One might infer this was indicative of smaller audiences; that such behaviour was being overlooked or, indeed, that it was deemed more acceptable by viewers of the day. After all, the pop culture world outside of Doctor Who had plenty of examples of ‘men of action’ who were handy with their fists and quick with a punning dispatch line – witness The Terminator and The A Team. Popular heroes outside the series also alternatively became grittier and more physical, although interestingly, under another script editor, the era of the seventh Doctor became noted for its hero’s metamorphosis into a ‘cosmic chess player’, whose manipulation of time replaces the act of urgent resistance (and, one might argue, some of the necessary dramatic tension). One might argue that Sylvester McCoy and Andrew Cartmel’s version of the Doctor was a reaction against the prevailing Eighties obsessions, and yet not ten years later on the seventh Doctor’s swansong was itself censored in the UK for its scenes of handguns and shootings.

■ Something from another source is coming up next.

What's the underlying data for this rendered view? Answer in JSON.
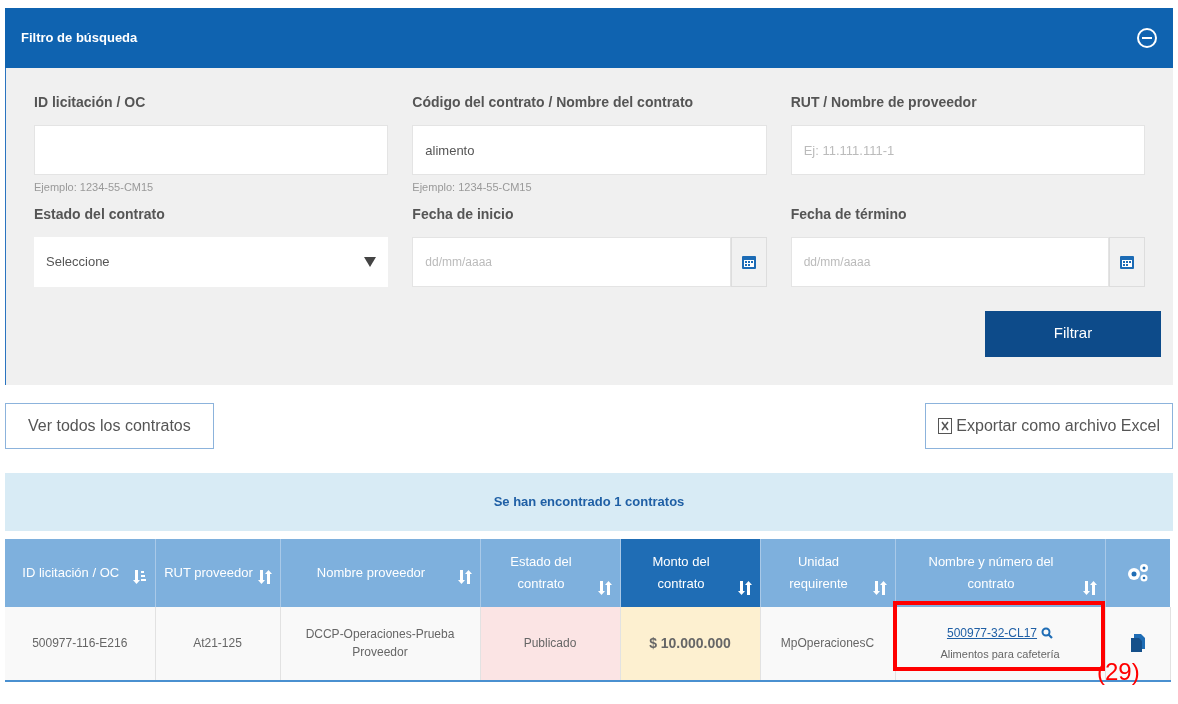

Today the pendulum has returned – the alien threats remain, but violence as depicted in the new series is bloodless: cybernisation is suggested, infection with ‘every disease’ occurs in a two-second special effect and swiftly passed by, Ood are dispatched offscreen. Perhaps a lesson has been re-learned, that family audiences require measured doses of fright rather than graphic horror. But while the camera script appears more merciful to the viewer, the question remains – is the Doctor similarly aligned toward his enemies now? What should we make of a Doctor who observes his own diminished ‘mercy’ in School Reunion – is it symptomatic of a forty-three year old series that we will no longer accept a hero who leaves the door open for his enemies to return and cause more suffering? Or was the gap between season 26 and Eccleston large enough that time had really moved on for the Time Lord?
The Doctor as confident trickster or violent man of action is alternately frustrated. The Saward experiment with a fallible and impulsive Doctor may have been at times ill-advised, but perhaps for that it was all the more courageous.